De l'accès aux sites pornographiques au filtre anti-arnaque en passant par le bannissement des réseaux sociaux, les principales mesures du projet de loi se confrontent à des difficultés techniques.

Comment sécuriser l'usage d'internet? C'est à cette question que tente de répondre une poignée de députés depuis ce mardi 19 septembre. Réunis en commission spéciale, ils épluchent les quelque 888 amendements du projet de loi sur la sécurisation et la régulation de l'espace numérique. Mais si la volonté de rendre les navigations sur internet plus sûres est bien présente, les solutions pour le faire manquent cruellement.

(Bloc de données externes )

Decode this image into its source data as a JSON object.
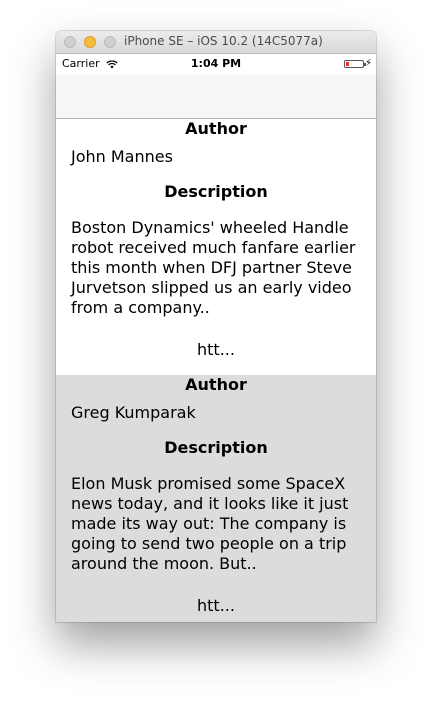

Parmi les mesures proposées, trois grandes idées ressortent: le bannissement des réseaux sociaux des personnes commettant des infractions en ligne (notamment liées au cyberharcèlement et aux messages haineux), le blocage des sites pornographiques pour les mineurs, ou la mise en place d'un filtre anti-arnaque.

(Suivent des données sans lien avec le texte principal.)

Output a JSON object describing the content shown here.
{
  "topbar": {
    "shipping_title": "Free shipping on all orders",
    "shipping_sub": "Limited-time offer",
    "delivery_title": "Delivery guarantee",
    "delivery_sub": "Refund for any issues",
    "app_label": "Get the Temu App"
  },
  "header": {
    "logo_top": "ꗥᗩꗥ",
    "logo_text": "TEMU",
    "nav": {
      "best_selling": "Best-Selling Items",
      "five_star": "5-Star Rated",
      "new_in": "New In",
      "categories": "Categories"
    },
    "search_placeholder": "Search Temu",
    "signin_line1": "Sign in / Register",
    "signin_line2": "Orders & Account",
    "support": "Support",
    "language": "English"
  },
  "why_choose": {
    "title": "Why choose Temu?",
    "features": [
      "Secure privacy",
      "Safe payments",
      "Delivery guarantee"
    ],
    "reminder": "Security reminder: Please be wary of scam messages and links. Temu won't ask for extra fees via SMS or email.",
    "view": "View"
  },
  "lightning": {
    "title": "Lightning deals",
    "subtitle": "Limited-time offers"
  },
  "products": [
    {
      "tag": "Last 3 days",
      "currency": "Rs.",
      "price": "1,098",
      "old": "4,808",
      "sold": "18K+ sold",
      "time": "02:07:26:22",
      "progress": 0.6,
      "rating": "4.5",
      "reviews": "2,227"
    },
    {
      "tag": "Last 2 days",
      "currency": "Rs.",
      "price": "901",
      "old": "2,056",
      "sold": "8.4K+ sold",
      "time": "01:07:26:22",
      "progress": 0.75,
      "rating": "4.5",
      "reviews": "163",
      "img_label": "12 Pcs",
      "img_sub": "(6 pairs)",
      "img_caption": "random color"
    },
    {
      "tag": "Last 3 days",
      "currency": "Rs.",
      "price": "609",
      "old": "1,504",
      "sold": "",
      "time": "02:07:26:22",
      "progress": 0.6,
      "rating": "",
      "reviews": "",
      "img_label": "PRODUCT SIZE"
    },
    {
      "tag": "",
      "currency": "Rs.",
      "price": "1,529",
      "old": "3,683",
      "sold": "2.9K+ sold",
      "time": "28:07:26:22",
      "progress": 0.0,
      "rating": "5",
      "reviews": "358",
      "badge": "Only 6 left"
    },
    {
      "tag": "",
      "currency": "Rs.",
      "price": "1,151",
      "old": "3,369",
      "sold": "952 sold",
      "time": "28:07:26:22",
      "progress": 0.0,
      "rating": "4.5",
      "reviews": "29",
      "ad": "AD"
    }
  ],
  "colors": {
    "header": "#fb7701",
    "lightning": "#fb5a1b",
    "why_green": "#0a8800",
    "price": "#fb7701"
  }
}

Toujours pas de blocage des sites pornos

Mais afin de bien endiguer les dérives en ligne, il s'agit de trouver des solutions techniques adaptées. Un défi bien plus relevé qu'il n'y paraît. Pour s'en assurer, il suffit de regarder les débats générés par le blocage des sites pornographiques.

Il est reproché aux sites pour adultes - tels que Pornhub, XVideos ou XHamster - de ne pas correctement vérifier l'âge de leurs visiteurs. Depuis juillet 2020, une loi indique que la déclaration de majorité n'est pas suffisante et qu'une vérification s'impose. Pourtant, malgré une demande de blocage pour cinq sites pornographiques initiée en 2021, c'est le statu quo.

La raison est avant tout technique comme le pointe la récente décision du tribunal judiciaire de Paris. Le 7 juillet, l'instance a décidé de ne pas bloquer les différents sites. Elle souligne notamment le fait qu'aucune directive pour mettre en place un procédé technique de vérification de l'âge n'est proposée.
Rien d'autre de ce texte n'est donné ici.